Johnathan Thurston is still recovering from injury. (AAP Image/David Rowland)
Johnathan Thurston is still recovering from injury. (AAP Image/David Rowland)

Durkin: Never call a Cowboy to a gunfight

As a child of the '50s, and a country boy to boot, my familiarisation with tales of agitated cowboys was almost as important as maths and English.

And my sometimes fading memory tells me fictitious boyhood heroes such as Wyatt Earp and the Lone Ranger always won their battles. They were feared by their opponents, never backed down from a fight and accepted any challenge.

Sounds like the great Johnathan Thurston, doesn't it?

In rugby league terms, JT is Wyatt Earp and the Lone Ranger rolled into one. But the major difference is that this Cowboy is no fictitious character. He is the greatest Cowboy of them all.

What I gleaned from those cowboy tales as a kid was that whoever challenged these heroes, always lost.
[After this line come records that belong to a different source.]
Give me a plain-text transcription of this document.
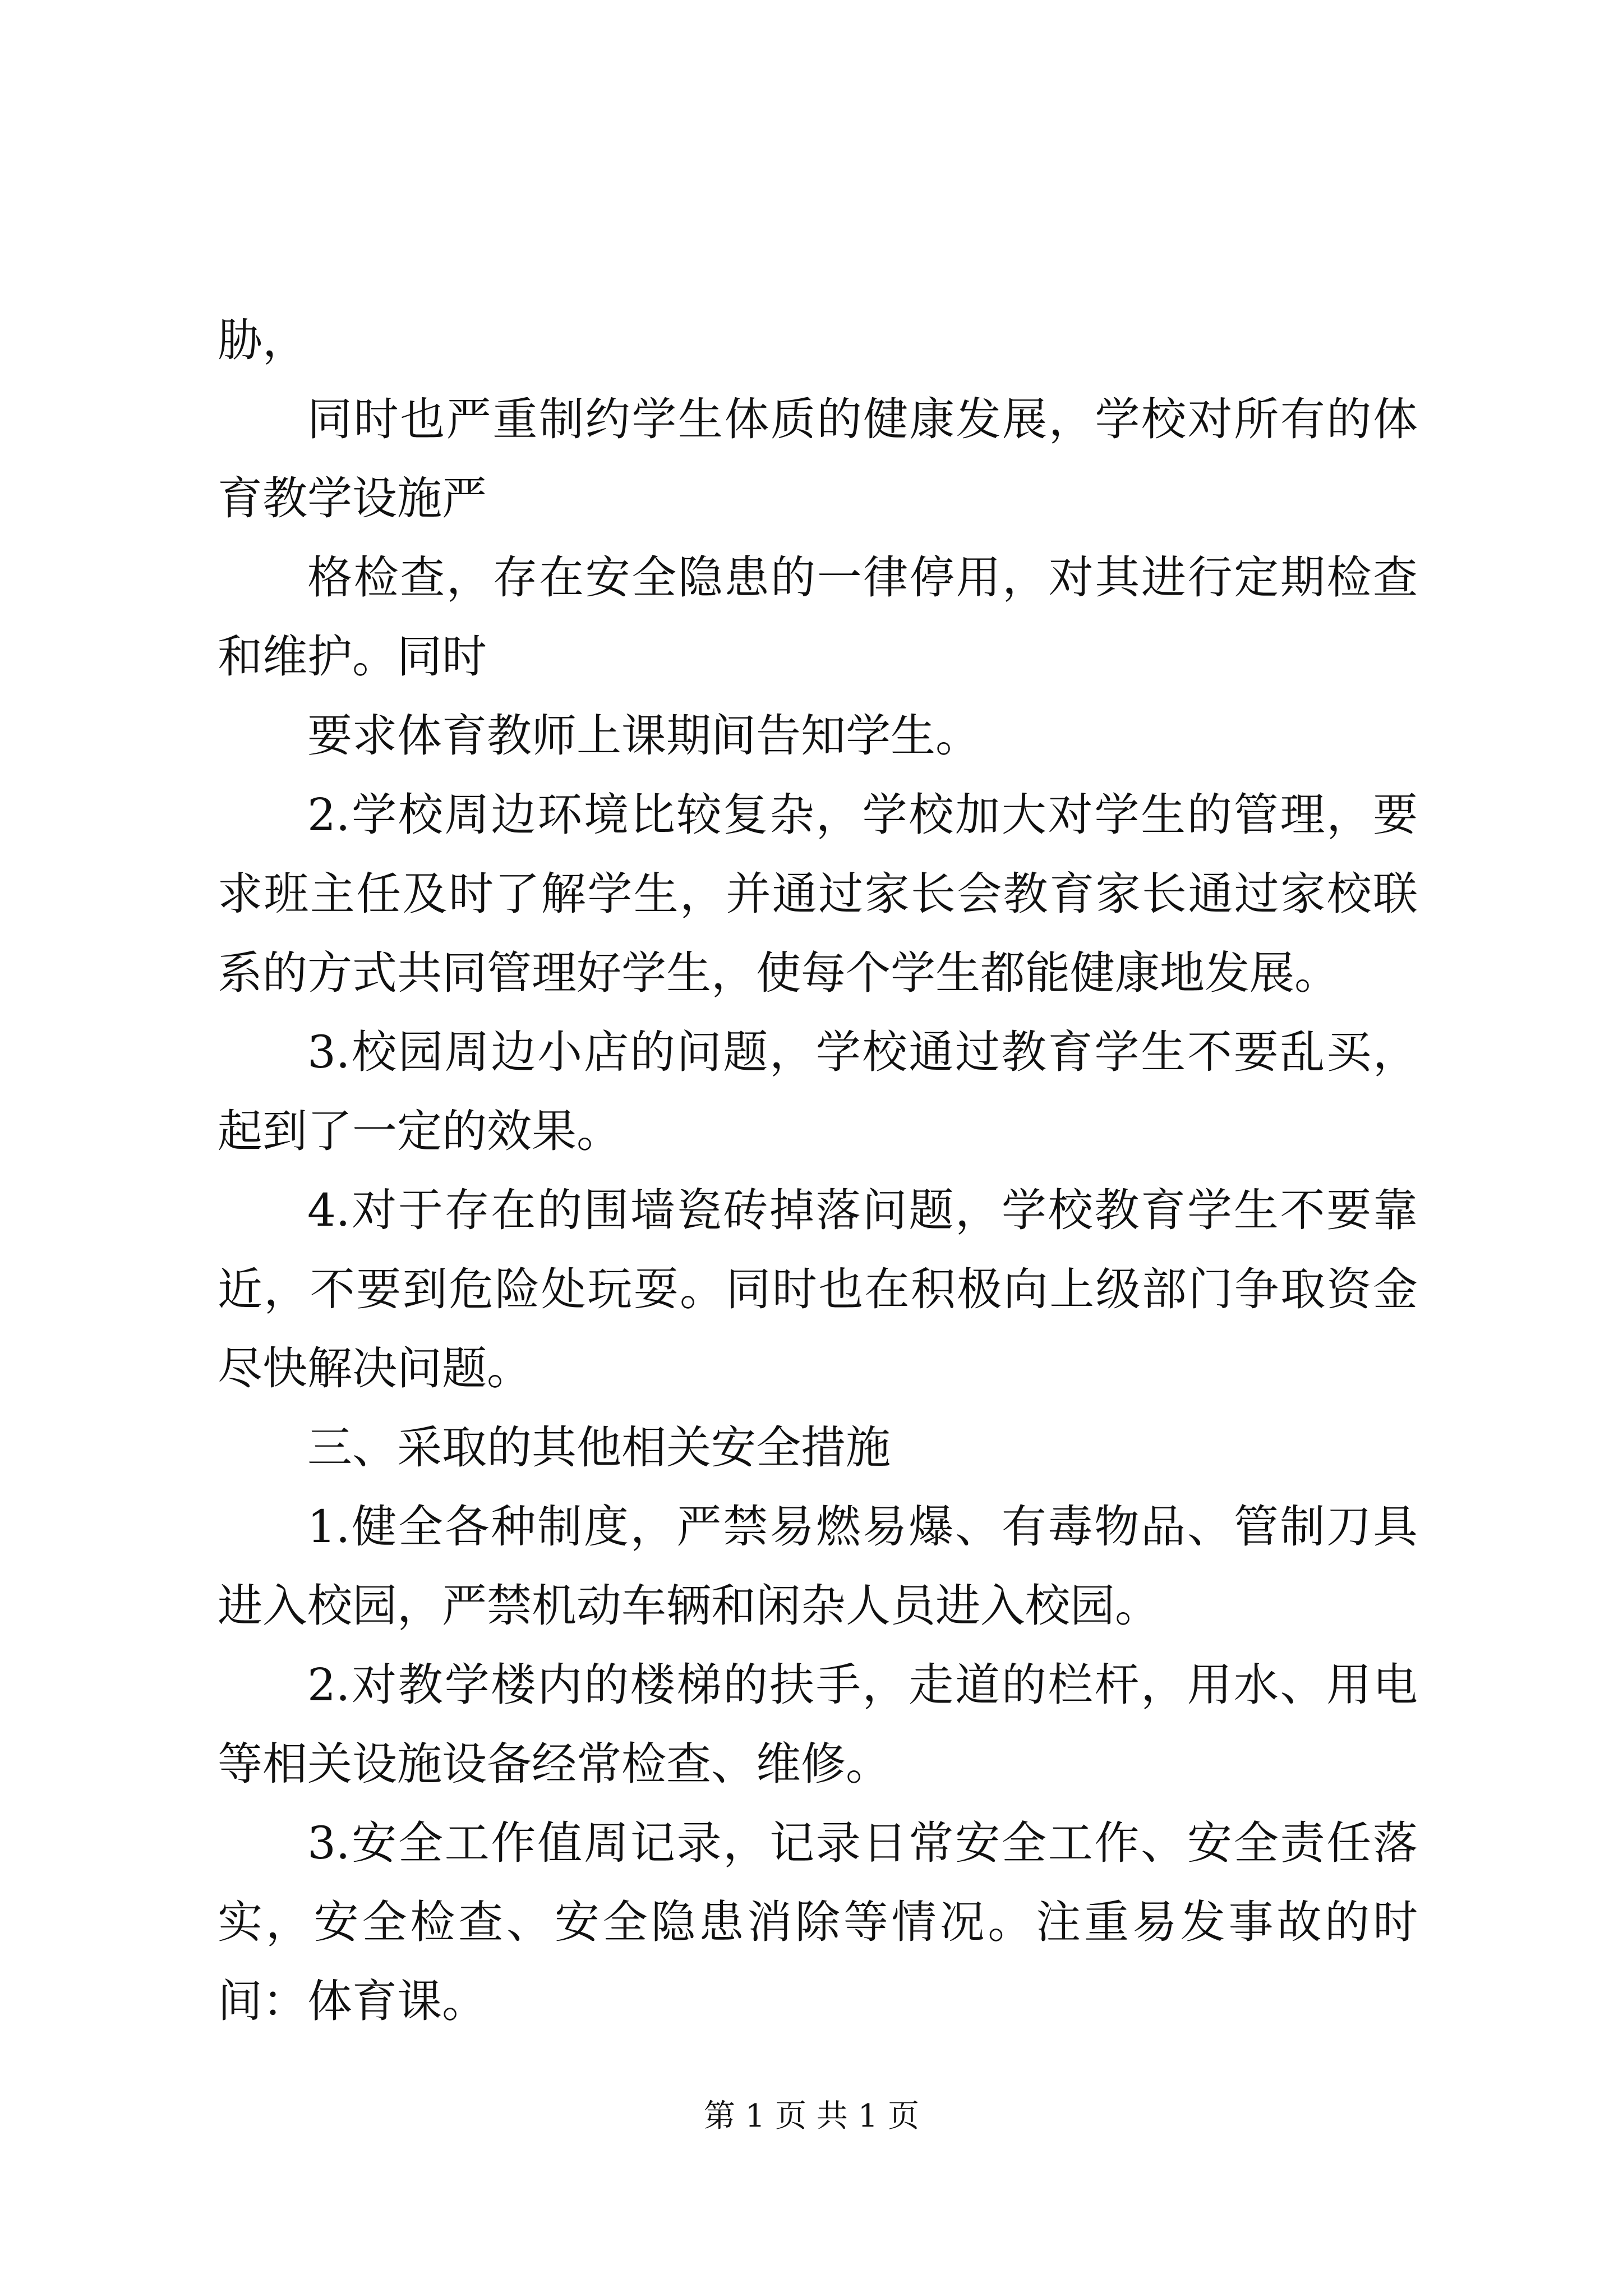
胁，

同时也严重制约学生体质的健康发展，学校对所有的体育教学设施严

格检查，存在安全隐患的一律停用，对其进行定期检查和维护。同时

要求体育教师上课期间告知学生。

2.学校周边环境比较复杂，学校加大对学生的管理，要求班主任及时了解学生，并通过家长会教育家长通过家校联系的方式共同管理好学生，使每个学生都能健康地发展。

3.校园周边小店的问题，学校通过教育学生不要乱买，起到了一定的效果。

4.对于存在的围墙瓷砖掉落问题，学校教育学生不要靠近，不要到危险处玩耍。同时也在积极向上级部门争取资金尽快解决问题。

三、采取的其他相关安全措施

1.健全各种制度，严禁易燃易爆、有毒物品、管制刀具进入校园，严禁机动车辆和闲杂人员进入校园。

2.对教学楼内的楼梯的扶手，走道的栏杆，用水、用电等相关设施设备经常检查、维修。

3.安全工作值周记录，记录日常安全工作、安全责任落实，安全检查、安全隐患消除等情况。注重易发事故的时间：体育课。

第 1 页 共 1 页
It was the "don't poke the bear" analogy, which I learned later in life.

Respected Fox commentator and former international halfback Greg Alexander certainly poked the bear last weekend when he suggested the Cowboys skipper - in his swansong year - might have played a season too long. Alexander suggested JT was a yard off the pace, hit the ground too often and was easier to tackle.

Sadly, he is more than likely correct in his assessment. Those who have admired Thurston for the majority of his 17 seasons can see he is well below his best, as are the Cowboys.

And while Thurston arced up when told of the comment, his coach Paul Green grinned and challenged JT to respond "the way Johnno usually responds".

He knew the bear had been poked and that the Cowboy who never backs down from a fight had been provoked by a former great. In fact, such was the timing of the Alexander observation that conspiracy theorists could be excused for thinking it was Green who planted the seed.

This is the same Cowboys side that played last year's grand final despite being without Thurston from round 16.

They started this season as premiership favourites in the minds of many, yet after five rounds are 14th on the ladder.

It is not alarm time just yet, because fancied outfits such as the Storm, Broncos, Eels and Sharks are also struggling. But the Cowboys need to find their mojo soon and tomorrow night against the besieged Bulldogs is a perfect platform.

In a pre-season preview, I wrote that the hurdle for the star-studded Cowboys would be putting the cart before the horse, with the mindset of winning the premiership for Thurston in his final year. Their stuttering, disjointed start to the season may just be a product of that most fervent goal.

But while Thurston may be a champion Cowboy, Green is just as gifted in his role as coach. And he will know that tomorrow night, against tough Kiwi Kieran Foran, is the textbook scene setter for the struggling Cowboy to draw on his big guns.